Terlihatlah kini bahwa penghindaran diri secara yuridis berbentuk perbuatan dengan cara sedemikian rupa, sehingga Notaris dalam menjalankan jabatannya harus memberikan penjelasan mengenai akta. Bahwa bentuk-bentuk prinsip kehati-hatian (prudential principle) yang seharusnya dilakukan notaris dalam proses pembuatan akta yaitu, melakukan pengenalan terhadap identitas penghadap, memverifikasi secara cermat data subyek dan obyek penghadap, memberi tenggang waktu dalam pengerjaan akta, bertindak hati-hati, cermat dan teliti dalam proses pengerjaan akta, memenuhi segala teknik syarat pembuatan akta dan melaporkan apabila terjadi indikasi pencucian uang (money laundering) dalam transaksi di notaris, bentuk-bentuk prinsip kehati-hatian seperti ini sudah seharusnya wajib dilaksanakan notaris agar nantinya notaris dapat mencegah timbulnya permasalahan hukum terhadap akta autentik yang dibuatnya dikemudian hari.

Akibat hukum perjanjian dalam isi akta notaris yang dibuat berdasarkan surat palsu dan keterangan palsu bisa menyeret Notaris dalam permasalah hukum, dan sesuai Pasal 1320 ayat (4) dan Pasal 1335 KUHPerdata yaitu suatu perjanjian yang dibuat berdasarkan sebab yang palsu adalah batal demi hukum (nitiegbaarheid) dan akta yang dibuat kekuatan pembuktiannya terdegradasi dari akta autentik menjadi akta dibawah tangan, akan tetapi tentang kebenaran formal yang terdapat dalam kepala dan penutup akta tersebut tetap mengikat para pihak yang membuatnya.

Pasal 1868 Kitab Undang-Undang Hukum Perdata menyebutkan bahwa akta autentik adalah suatu akta yang ditentukan oleh undang-undang.
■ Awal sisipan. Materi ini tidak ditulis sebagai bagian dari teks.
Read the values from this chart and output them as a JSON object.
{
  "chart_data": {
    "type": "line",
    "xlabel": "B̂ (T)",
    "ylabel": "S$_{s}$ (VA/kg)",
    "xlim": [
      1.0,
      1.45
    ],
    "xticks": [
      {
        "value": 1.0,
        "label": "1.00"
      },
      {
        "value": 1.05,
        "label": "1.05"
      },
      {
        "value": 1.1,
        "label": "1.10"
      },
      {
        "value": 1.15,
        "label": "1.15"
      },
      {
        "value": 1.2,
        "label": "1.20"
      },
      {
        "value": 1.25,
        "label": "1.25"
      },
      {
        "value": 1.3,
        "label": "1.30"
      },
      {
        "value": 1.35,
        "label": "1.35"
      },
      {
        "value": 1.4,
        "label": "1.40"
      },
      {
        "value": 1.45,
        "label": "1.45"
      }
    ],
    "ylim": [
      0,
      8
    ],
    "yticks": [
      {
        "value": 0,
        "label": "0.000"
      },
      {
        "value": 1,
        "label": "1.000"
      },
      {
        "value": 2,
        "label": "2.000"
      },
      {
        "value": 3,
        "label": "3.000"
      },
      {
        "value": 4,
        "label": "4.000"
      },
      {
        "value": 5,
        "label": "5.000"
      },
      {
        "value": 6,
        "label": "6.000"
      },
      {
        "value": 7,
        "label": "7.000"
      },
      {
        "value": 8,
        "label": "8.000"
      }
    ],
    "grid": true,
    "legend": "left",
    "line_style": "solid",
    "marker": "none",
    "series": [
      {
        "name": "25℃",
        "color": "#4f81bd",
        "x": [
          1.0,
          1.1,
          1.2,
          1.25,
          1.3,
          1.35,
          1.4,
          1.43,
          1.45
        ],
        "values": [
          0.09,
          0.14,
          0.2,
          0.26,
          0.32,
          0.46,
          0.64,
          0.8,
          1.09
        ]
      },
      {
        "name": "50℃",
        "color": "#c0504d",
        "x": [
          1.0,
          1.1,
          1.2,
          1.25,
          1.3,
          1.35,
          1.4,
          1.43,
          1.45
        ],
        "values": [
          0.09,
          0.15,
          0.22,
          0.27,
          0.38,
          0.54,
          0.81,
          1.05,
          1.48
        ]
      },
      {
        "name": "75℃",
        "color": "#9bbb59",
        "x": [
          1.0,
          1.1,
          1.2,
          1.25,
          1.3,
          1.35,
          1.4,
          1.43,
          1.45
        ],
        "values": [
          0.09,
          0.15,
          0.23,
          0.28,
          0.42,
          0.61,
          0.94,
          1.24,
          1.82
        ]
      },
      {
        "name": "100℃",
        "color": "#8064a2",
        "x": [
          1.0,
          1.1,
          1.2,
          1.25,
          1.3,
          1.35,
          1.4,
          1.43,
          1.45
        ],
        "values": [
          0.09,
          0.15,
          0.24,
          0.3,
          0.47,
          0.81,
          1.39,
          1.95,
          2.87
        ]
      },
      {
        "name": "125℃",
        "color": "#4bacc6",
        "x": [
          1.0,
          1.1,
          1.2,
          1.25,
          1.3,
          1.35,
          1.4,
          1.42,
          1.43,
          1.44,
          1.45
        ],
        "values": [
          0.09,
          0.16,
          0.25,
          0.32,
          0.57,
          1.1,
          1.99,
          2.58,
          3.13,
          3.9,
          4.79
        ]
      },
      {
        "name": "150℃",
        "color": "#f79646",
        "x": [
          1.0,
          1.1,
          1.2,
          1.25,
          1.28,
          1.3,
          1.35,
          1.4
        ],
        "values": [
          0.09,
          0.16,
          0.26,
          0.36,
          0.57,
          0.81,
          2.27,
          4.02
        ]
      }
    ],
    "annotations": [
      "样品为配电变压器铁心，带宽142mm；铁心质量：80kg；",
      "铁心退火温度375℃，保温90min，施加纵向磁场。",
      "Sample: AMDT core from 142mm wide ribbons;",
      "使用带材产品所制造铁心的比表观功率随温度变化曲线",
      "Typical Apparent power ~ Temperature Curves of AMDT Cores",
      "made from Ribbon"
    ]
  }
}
Dibuat oleh atau pegawai-pegawai umum yang berkuasa untuk itu ditempat dimana akta dibuatnya. Sedangkan dalam UUJN-P dalam Pasal 1 angka 7 menyebutkan Akta Notaris yang selanjutnya disebut akta adalah akta autentik yang dibuat oleh atau dihadapan Notaris menurut bentuk dan tata cara yang ditetapkan dalam undang-undang.
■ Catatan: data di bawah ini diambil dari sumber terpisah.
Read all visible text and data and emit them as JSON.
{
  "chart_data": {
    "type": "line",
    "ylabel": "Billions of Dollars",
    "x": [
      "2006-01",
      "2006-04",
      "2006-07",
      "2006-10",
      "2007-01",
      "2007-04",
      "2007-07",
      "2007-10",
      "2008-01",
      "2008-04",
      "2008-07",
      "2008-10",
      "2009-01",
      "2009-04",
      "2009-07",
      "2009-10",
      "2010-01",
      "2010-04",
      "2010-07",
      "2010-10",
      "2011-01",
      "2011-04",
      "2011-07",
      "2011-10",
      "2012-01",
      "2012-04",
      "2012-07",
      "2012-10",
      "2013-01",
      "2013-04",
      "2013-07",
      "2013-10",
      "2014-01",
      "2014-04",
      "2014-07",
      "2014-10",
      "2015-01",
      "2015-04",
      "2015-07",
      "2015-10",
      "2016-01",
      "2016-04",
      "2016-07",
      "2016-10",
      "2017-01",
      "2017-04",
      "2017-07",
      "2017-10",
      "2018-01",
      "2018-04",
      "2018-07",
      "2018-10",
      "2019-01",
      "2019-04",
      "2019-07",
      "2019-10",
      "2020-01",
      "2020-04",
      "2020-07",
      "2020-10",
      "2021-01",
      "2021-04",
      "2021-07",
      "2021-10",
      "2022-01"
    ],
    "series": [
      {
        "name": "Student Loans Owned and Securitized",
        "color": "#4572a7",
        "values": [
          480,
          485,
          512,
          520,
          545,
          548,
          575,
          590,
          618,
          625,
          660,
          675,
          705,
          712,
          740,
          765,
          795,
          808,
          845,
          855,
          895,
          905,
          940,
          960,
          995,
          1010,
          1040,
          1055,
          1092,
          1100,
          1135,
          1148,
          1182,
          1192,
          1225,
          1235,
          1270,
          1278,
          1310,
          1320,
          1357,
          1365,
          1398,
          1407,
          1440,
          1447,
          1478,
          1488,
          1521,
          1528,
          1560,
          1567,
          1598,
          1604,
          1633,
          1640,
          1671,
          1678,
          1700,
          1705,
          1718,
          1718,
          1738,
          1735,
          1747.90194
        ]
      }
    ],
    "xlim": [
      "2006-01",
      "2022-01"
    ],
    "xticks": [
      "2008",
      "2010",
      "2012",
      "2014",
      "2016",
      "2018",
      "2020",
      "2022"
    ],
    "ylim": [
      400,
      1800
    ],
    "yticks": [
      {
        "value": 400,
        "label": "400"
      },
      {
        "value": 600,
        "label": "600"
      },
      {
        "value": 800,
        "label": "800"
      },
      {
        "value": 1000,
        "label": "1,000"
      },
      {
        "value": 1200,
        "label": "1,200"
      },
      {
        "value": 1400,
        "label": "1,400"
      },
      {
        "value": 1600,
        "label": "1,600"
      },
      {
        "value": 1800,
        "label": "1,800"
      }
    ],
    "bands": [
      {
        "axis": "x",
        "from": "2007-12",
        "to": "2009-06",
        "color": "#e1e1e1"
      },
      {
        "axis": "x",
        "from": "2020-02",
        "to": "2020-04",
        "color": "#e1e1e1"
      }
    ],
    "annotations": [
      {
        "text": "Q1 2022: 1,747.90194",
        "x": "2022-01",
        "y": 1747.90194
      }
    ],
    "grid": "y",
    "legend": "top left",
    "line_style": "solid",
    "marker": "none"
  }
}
Akta autentik yang dibuat notaris merupakan alat bukti tulisan atau surat yang bersifat sempurna, karena akta autentik mempunyai tiga kekuatan pembuktian yaitu : pertama, Kekuatan pembuktian lahirlah (uwitwendidge bewijskracht) yang merupakan kemampuan akta itu sendiri untuk membuktikan keabsahannya sebagai akta autentik. Sebagai asas berlaku acta publica probant sese ipsa, yang berarti bahwa suatu akta yang lahirnya sebagai akta autentik serta memenuhi syarat-syarat yang ditentukan, maka akta itu berlaku atau dapat dianggap sebagai akta autentik, sampai terbukti sebaliknya, hal ini berarti bahwa tanda tangan pejabat dianggap sebagai aslinya, sampai ada pembuktian sebaliknya. Kedua, Kekuatan pembuktian formil (formele bewijskracht) yang memberikan kepastian bahwa sesuatu kejadian dan fakta tersebut dalam akta betulbetul diketahui, didengar dan dilakukan oleh Notaris dan diterangkan oleh para pihak yang menghadap, yang tercantum dalam akta sesuai dengan prosedur yang sudah ditentukan dalam akta notaris. Dan ketiga, jkekuatan pembuktian materil (materiele bewijskracht) yang merupakan kepastian tentang materi suatu akta, memberi kepastian tentang peristiwa bahwa pejabat atau para pihak menyatakan dan melakukan seperti yang dimuat dalam akta.

Notaris – PPAT sering mendapatkan permasalahan hukum pidana karena dalam akta autentik yang dibuatnya terdapat unsur-unsur surat palsu dan keterangan palsu yang diberikan oleh para pihak, sehingga akta autentik yang dibuat notaris tersebut menjadi cacat hukum. Adapun pasal yang sering menjerat notaris dalam permasalahan hukum tersebut diatur dalam Pasal 263, 264 dan Pasal 266 Kitab Undang-Undang Hukum Pidana (Selanjutnya disebut KUHP), yaitu : Pertama, Pasal 263 KUHP Tentang Pemalsuan Surat : Barang siapa membuat surat palsu atau memalsukan surat yang dapat menimbulkan suatu hak, perikatan atau pembebasan hutang, atau yang diperuntukan sebagai bukti dari pada sesuatu hal dengan maksud untuk memakai atau menyuruh orang lain memakai surat tersebut seolah-olah isinya benar dan tidak palsu, diancam dengan pemakaian tersebut dapat menimbulkan kerugian, karena pemalsuan surat, dengan pidana penjara paling lama enam tahun.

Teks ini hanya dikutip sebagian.